The weaving of these stories is seemless and the tiny space has the effect of increasing the intensity and heightening your emotional involvement with these people’s experiences. It’s helped by a very rousing score, with appropriate period ragtime themes running through, which conveys passion better than any words alone. Though on occasion the story seems a little contrived, you can’t help but get caught up in the events as they unfold.
Robert McWhir has done a terrific job of staging this here, helped by excellent choreography by Matthew Gould and a clever design from Martin Thomas which maximizes the space for the cast of 23 whilst still signposting the many locations the show takes us to (sometimes using the silhouettes our Latvian immigrant is famous for). George Dyer leads a superb five-piece band and I was delighted the Landor bucked the fringe musical amplification trend because it really didn’t need it.
It’s an excellent ensemble, with stand-out performances from Kurt Kansley and Rosalind James as black couple Coalhouse and Sarah at the centre of the story (Kansley also playing a pretty mean piano!). I also very much liked Louisa Lydell’s mother and David McMullen as her passionately political son. Their committment of the whole cast to telling this story sweeps you away.
This show only had a three-month run in the West End in 2003 (in costume but ‘without decor’ if I remember correctly) but it got 8 Olivier nominations and won one for Maria Friedman. Flaherty and Ahrens have other under-rated musicals waiting for a revival (My Favourite Year please!).

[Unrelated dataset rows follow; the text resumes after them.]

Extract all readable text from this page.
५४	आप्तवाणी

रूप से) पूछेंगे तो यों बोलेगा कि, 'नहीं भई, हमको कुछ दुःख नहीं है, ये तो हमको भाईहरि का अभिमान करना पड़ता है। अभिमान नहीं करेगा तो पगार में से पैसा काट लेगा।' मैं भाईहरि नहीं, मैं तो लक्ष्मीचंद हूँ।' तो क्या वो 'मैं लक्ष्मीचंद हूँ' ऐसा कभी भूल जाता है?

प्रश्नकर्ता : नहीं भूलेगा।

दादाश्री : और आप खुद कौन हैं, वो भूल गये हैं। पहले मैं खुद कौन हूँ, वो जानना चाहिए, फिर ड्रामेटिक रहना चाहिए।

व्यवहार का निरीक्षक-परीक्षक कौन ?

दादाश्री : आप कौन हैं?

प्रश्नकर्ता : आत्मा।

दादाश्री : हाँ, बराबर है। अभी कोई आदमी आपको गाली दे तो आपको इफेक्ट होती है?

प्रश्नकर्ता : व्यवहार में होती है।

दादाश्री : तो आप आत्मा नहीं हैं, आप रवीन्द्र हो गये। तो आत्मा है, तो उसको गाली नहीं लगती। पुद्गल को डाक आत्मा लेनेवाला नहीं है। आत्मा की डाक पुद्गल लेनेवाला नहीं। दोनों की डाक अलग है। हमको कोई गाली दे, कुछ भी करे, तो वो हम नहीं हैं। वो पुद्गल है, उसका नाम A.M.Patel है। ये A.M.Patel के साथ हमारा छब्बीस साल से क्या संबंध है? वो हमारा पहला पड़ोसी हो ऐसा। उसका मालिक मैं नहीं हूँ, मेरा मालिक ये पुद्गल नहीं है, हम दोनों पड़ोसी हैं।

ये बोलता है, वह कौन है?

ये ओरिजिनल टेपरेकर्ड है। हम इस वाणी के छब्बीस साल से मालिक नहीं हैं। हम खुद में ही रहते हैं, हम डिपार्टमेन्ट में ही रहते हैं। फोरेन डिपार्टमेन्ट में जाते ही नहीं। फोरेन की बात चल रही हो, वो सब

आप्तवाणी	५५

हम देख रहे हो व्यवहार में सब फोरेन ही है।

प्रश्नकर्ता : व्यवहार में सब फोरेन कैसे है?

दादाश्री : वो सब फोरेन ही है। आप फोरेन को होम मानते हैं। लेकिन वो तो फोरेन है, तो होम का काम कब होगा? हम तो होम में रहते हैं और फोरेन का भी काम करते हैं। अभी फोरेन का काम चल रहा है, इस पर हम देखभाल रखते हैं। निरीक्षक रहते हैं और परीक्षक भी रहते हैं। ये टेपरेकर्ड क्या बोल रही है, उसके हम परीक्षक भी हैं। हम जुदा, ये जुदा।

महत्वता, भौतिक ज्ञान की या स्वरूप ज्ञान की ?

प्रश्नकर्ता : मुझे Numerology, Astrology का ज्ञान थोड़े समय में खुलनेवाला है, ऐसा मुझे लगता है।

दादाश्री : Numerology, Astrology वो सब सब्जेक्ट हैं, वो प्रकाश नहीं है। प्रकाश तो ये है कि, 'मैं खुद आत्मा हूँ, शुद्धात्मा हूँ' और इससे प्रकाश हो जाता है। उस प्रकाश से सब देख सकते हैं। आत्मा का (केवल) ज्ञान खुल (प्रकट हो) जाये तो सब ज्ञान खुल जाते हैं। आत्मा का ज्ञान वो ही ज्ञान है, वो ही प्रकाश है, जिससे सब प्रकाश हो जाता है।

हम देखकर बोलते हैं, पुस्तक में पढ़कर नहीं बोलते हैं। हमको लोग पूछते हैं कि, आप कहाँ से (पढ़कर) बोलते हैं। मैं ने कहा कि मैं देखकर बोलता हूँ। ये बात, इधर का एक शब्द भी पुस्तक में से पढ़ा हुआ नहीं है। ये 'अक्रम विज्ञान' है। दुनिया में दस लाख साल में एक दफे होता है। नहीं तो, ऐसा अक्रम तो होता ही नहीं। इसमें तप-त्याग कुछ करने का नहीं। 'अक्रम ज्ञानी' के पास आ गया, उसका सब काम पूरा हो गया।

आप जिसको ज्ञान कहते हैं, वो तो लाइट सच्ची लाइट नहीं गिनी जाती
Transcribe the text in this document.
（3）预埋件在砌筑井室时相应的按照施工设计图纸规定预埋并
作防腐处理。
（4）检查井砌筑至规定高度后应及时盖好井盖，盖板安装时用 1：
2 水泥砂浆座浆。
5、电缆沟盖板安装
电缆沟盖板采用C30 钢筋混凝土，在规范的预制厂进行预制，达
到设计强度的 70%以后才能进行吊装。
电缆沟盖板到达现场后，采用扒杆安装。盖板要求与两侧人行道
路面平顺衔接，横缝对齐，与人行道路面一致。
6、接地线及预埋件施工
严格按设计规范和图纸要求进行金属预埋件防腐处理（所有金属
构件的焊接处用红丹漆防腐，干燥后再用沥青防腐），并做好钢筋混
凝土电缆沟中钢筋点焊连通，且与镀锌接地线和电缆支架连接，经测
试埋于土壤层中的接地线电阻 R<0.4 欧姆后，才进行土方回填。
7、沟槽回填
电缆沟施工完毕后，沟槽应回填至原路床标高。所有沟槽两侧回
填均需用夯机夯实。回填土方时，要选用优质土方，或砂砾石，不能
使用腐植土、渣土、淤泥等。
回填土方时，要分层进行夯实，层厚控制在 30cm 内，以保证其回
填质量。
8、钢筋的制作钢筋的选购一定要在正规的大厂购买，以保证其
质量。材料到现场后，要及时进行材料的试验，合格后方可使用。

We’re still only three-quarters of the way through 2011, but it’s clearly going to be a vintage year for fringe musicals (this is my 18th!). We’ve had another gem here with The Hired Man just last month, Company & Parade at Southwark Playhouse. Road Show at the Menier, Roar of the Greasepaint at the Finborough, The Kissing Dance at Jermyn Street, A Slice of Saturday Night Upstairs at the Gatehouse, Girlfriends in Walthamstow, Salad Days at the Riverside Studios and On the 20th Century, Fings Aint Wot They Used To Be AND Dames at Sea at the Union. Forget the West End, London’s fringe is buzzing with talent. Another gold star to the Landor; up there with the best of them.